De facto, os eventos (69%) são as atividades que, geralmente, têm o maior impacto no maior número (quantitativo) de mulheres nas STEM, mas é a formação (62%) e a mentoria (62%) que têm o maior impacto qualitativo. No ano passado, provavelmente devido a fundos europeus e ODS das Nações Unidas, as empresas deram avanços na diversidade, na equidade e na inclusão.
“É a segunda edição deste congresso, portanto significa que estamos a criar impacto na sociedade portuguesa desde a última edição. É para isso que estamos aqui e agora temos um relatório para apresentar, que resultou da nossa recolha de dados ao longo do ano. É necessário para tomar decisões”, destacou Mar Martínez Porras, em declarações ao JE.

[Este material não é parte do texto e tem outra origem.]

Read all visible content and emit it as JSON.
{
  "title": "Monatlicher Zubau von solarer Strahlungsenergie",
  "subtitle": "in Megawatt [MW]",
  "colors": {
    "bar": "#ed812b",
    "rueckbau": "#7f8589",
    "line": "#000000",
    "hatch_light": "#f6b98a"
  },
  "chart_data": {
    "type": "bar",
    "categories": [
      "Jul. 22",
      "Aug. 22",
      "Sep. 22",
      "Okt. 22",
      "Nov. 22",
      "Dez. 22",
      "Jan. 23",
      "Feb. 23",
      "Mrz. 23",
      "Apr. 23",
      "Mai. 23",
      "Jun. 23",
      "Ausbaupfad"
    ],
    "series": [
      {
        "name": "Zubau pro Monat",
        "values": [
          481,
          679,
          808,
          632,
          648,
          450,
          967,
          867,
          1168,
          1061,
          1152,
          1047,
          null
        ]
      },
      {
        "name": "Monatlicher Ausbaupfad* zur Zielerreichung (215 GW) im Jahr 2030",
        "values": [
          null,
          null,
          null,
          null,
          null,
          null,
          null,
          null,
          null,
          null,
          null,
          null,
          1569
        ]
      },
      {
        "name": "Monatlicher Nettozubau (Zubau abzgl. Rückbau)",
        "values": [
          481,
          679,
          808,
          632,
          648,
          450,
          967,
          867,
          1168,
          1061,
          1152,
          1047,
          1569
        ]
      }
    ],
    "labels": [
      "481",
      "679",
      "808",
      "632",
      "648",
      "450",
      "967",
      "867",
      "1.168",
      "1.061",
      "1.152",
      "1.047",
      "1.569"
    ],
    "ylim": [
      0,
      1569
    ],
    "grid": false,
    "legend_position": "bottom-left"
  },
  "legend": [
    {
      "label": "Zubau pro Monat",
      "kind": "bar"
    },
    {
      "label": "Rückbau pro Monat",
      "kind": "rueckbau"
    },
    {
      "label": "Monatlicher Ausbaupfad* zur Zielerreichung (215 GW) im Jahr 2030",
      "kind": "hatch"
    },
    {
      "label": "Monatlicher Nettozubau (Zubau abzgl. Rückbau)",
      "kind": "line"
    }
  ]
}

Falta descentralizar. Lisboa e Porto recebem quase exclusivamente o impacto de todas as iniciativas STEM, segundo a radiografia elaborada pelo SWC. Por exemplo, em Vila Real, Évora e Beja só há uma iniciativa STEM (Science, Technology, Engineering & Mathematics).
Ainda assim, de acordo com os dados do Eurostat referentes a 2021, Portugal está acima da média europeia de mulheres licenciadas em STEM, com 37,7% contra 32,8%, apenas atrás da Roménia (42,5%), Polónia (41,5%), Grécia (40,9%), Itália (39%) e Croácia (37,9%). As taxas mais baixas foram registadas na Bélgica (27,4%), Espanha e Alemanha (ambas com 27,7%) e Áustria (28%). A questão é: e se saírem todas de Portugal?
“Conseguimos identificar alguns movimentos de raparigas jovens, que terminam as suas formações tecnológicas, a sair do país devido ao diferencial de género. Estamos atentas a isto também, porque se conseguirmos mais raparigas nas escolas e cursos STEM tanto em Portugal como em Espanha, mas essas raparigas acabarem por sair do país… É um grande desafio para endereçar”, advertiu Mar Martínez Porras, que tem duas filhas e trabalha na Ricoh Espanha.
Os dados do primeiro relatório STEM em Portugal foram comparados com a informação sociodemográfica da população em Portugal, publicada pelo Instituto Nacional de Estatística (INE) e pela Direção-Geral de Estatísticas da Educação e Ciência (DGEEC).